Transferring Between Programs

A resident may only transfer once during the urology portion of training and the last two years of residency training must be spent in the same institution. A resident who wishes to transfer must notify the ABU in writing six months in advance of the transfer and copy the current Program Director and Designated Institutional Officer. The Program Director from the recipient program must send a letter to the ABU verifying there is an appropriate residency slot in the program for the resident to fill.

Leaves of Absence

Leaves of absence and vacation may be granted to residents at the discretion of the Program Director consistent with local institutional policy and applicable laws.  Each program may provide vacation leave and family leave (any leave required to care for a family member) for the resident in accordance with institutional policy.  The ABU requires 46 weeks of full-time clinical activity in each of the five years of residency.  However, the 46 weeks may be averaged over the first 3 years of residency, for a total of 138 weeks required in the first 3 years, and over the last 2 years, a total of 92 weeks is required. 

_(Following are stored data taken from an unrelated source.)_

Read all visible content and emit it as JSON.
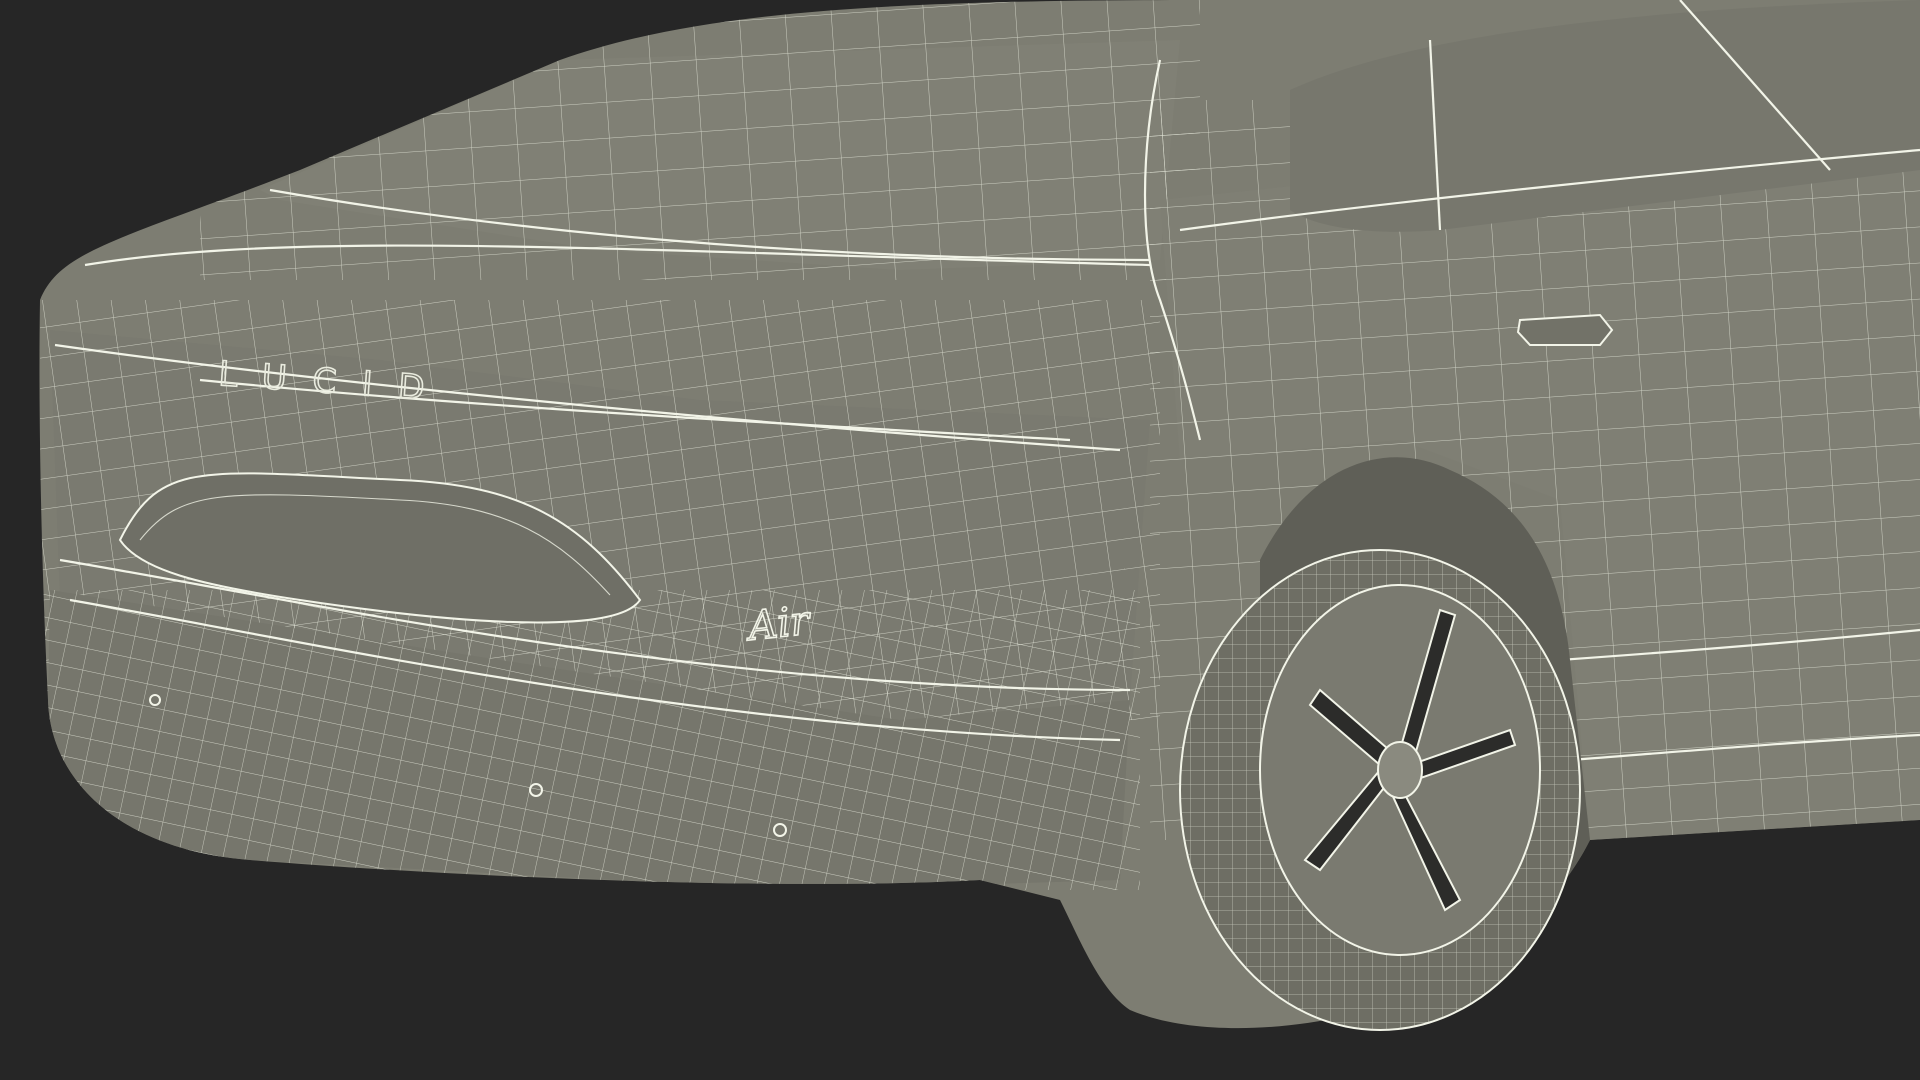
{
  "scene": {
    "subject": "car-rear-wireframe",
    "background_color": "#262626",
    "surface_color": "#7d7d72",
    "surface_shade_color": "#6a6a60",
    "wire_color": "#e9ebde"
  },
  "badges": {
    "brand_lettering": "LUCID",
    "model_script": "Air"
  }
}
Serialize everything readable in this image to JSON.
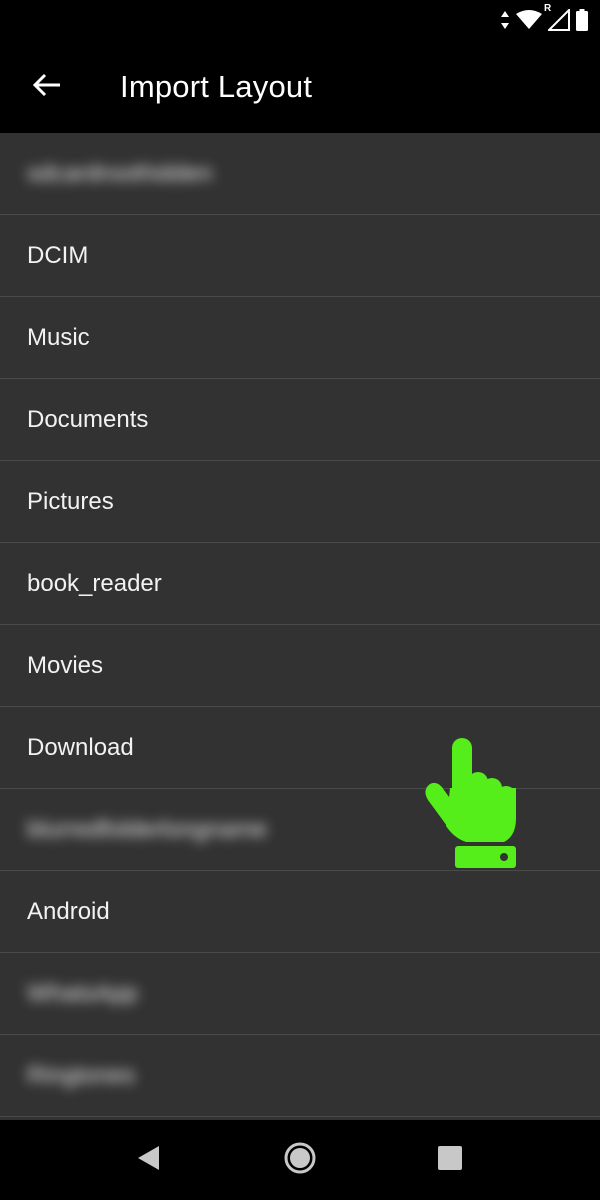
{
  "status_bar": {
    "icons": [
      "data-arrows-icon",
      "wifi-icon",
      "signal-roaming-icon",
      "battery-icon"
    ],
    "roaming_label": "R"
  },
  "app_bar": {
    "title": "Import Layout",
    "back_icon": "arrow-left-icon"
  },
  "list": {
    "items": [
      {
        "label": "sdcardroothidden",
        "blurred": true
      },
      {
        "label": "DCIM",
        "blurred": false
      },
      {
        "label": "Music",
        "blurred": false
      },
      {
        "label": "Documents",
        "blurred": false
      },
      {
        "label": "Pictures",
        "blurred": false
      },
      {
        "label": "book_reader",
        "blurred": false
      },
      {
        "label": "Movies",
        "blurred": false
      },
      {
        "label": "Download",
        "blurred": false
      },
      {
        "label": "blurredfolderlongname",
        "blurred": true
      },
      {
        "label": "Android",
        "blurred": false
      },
      {
        "label": "WhatsApp",
        "blurred": true
      },
      {
        "label": "Ringtones",
        "blurred": true
      }
    ]
  },
  "overlay": {
    "pointer_icon": "hand-pointer-icon",
    "pointer_color": "#55ee1a"
  },
  "nav_bar": {
    "icons": [
      "back-triangle-icon",
      "home-circle-icon",
      "recents-square-icon"
    ]
  },
  "colors": {
    "background": "#000000",
    "list_background": "#323232",
    "divider": "#4a4a4a",
    "text": "#ffffff"
  }
}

Vacation or various other leave may not be accumulated to reduce the total training requirement. Should circumstances occur which keep a resident from working the required 138 weeks the first 3 years and 92 weeks the last 2 years, the Program Director must submit a request to the ABU for a variance of the current policy or a plan outlining how the training deficit will be rectified.  In certain cases an extension of the residency training may be required.

This policy is not retroactive and does not apply to leave taken prior to the 2021-2022 academic year.

Ninety-two (92) weeks of training is required for two-year fellowships, without the need to request a variance or submit a plan for making up a training deficit. 

Leave for educational/scientific conferences are at the discretion of the Program Director.